Tricky ve filmde kullanılan pek çok şarkının sahibi olan David Roback gibi isimlerin kendilerini canlandırdıkları film bu isimlerden kaynaklanan sıkı bir müzik bandına sahip ve Assayas’ın bu şarkıları kullanım şekli de takdiri hak ediyor. Şarkılar hikâyenin önüne çıkmıyor ve uyuşturucu alışkanlığının sonrasını anlatan bu “müzik dünyası ve uyuşturucu” temalı filmin havasına sağlam bir katkıda bulunuyor. Kadın sevgilisinin ölümünden sonra önce cezaevine sonra da hayatını yeniden kurabilmek için bir yerden diğerine sürüklenirken ve hor görülmeye varan davranışlara rağmen ayakta kalmaya çalışırken kamera bu müzikler eşliğinde takip ediyor onu. Filmin zaman zaman uzamış görünmesine de neden olan ve hikâyenin derdini anlatabilmek için bunca farklı karaktere gerçekten ihtiyacı var mı sorusunu sorduran bu sahneler bu problemlerine rağmen filmin sağlam yönlerinden biri. Assayas’ın duyguları ayaklandırmaya değil -oysa bu sahnelerin böyle bir potansiyeli var-, sadece olan biteni tarafsız bir gözle göstermeye odaklanması bu bölümleri gerçekten başarılı ve çekici kılıyor. Senaryonun küçük çocuğun bakımını üstlenen büyükbaba ve büyükannenin kadınla olan ilişkilerini de yine sade bir zariflik ile anlatmasını da Assayas’ın başarı hanesine ekleyelim.

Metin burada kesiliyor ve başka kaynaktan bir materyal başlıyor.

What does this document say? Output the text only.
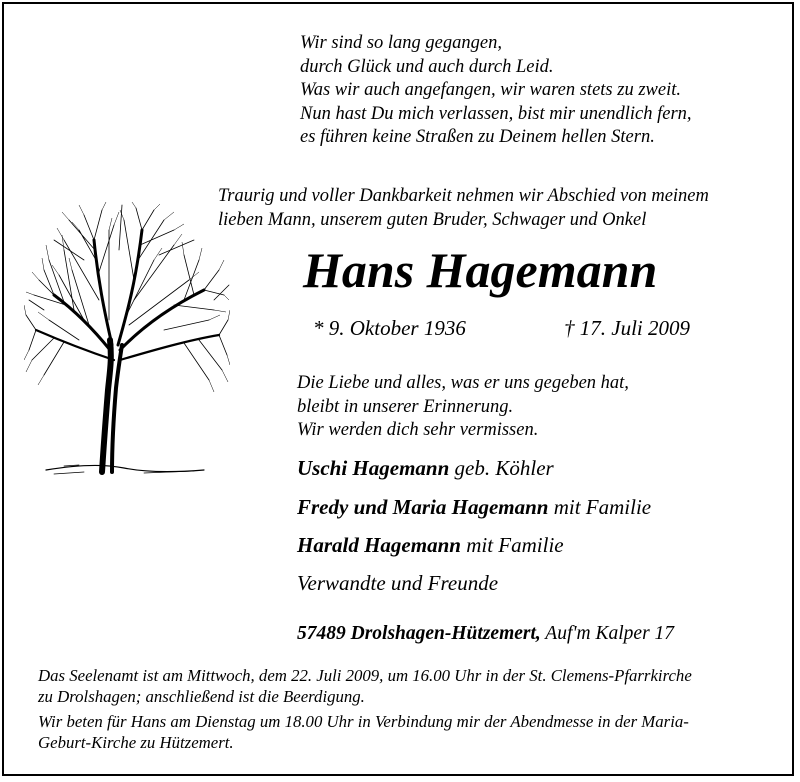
Wir sind so lang gegangen,
durch Glück und auch durch Leid.
Was wir auch angefangen, wir waren stets zu zweit.
Nun hast Du mich verlassen, bist mir unendlich fern,
es führen keine Straßen zu Deinem hellen Stern.
Traurig und voller Dankbarkeit nehmen wir Abschied von meinem
lieben Mann, unserem guten Bruder, Schwager und Onkel
Hans Hagemann
* 9. Oktober 1936	† 17. Juli 2009
Die Liebe und alles, was er uns gegeben hat,
bleibt in unserer Erinnerung.
Wir werden dich sehr vermissen.
Uschi Hagemann geb. Köhler
Fredy und Maria Hagemann mit Familie
Harald Hagemann mit Familie
Verwandte und Freunde
57489 Drolshagen-Hützemert, Auf'm Kalper 17
Das Seelenamt ist am Mittwoch, dem 22. Juli 2009, um 16.00 Uhr in der St. Clemens-Pfarrkirche
zu Drolshagen; anschließend ist die Beerdigung.
Wir beten für Hans am Dienstag um 18.00 Uhr in Verbindung mir der Abendmesse in der Maria-
Geburt-Kirche zu Hützemert.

Özellikle büyükbabanın oğlunun ölümü nedeni ile bir yandan suçladığı, bir yandan da özellikle çocuğun kendilerinden sonraki hayatını düşünerek affetmeye hazır olduğu kadına olan yaklaşımını abartısız bir duygusallık ve gerçekçilik ile ele almış hikâyemiz. Bu gerçekçiliğe “uyuşturucu sonrası hayat”la ilgili kolaya kaçmayan, gerçeklerin zorluğunu göstermekten kaçınmayan yaklaşımı da ekleyelim.
Assayas’ın senaryosunun pek önemsiz olmayan bir kusuru da var. Yukarıda belirttiğim “onca karaktere ihtiyaç var mıydı” sorusunun yanında, senaryonun gereksiz yan hikâyeleri de içine alması seyircinin asıl hikâyeye odaklanmasına engel oluyor zaman zaman. Hikâyenin “heyecan” unsuru açısından bir parça eksik olduğunu da düşünürsek, bu problem daha da önem kazanıyor. Büyükbaba rolündeki Nick Nolte ve küçük çocuğu canlandıran James Dennis’in “olgun” ve sade performanslarının da seyir keyfi kattığı film kusurlarına rağmen ilgiyi hak eden bir çalışma özet olarak.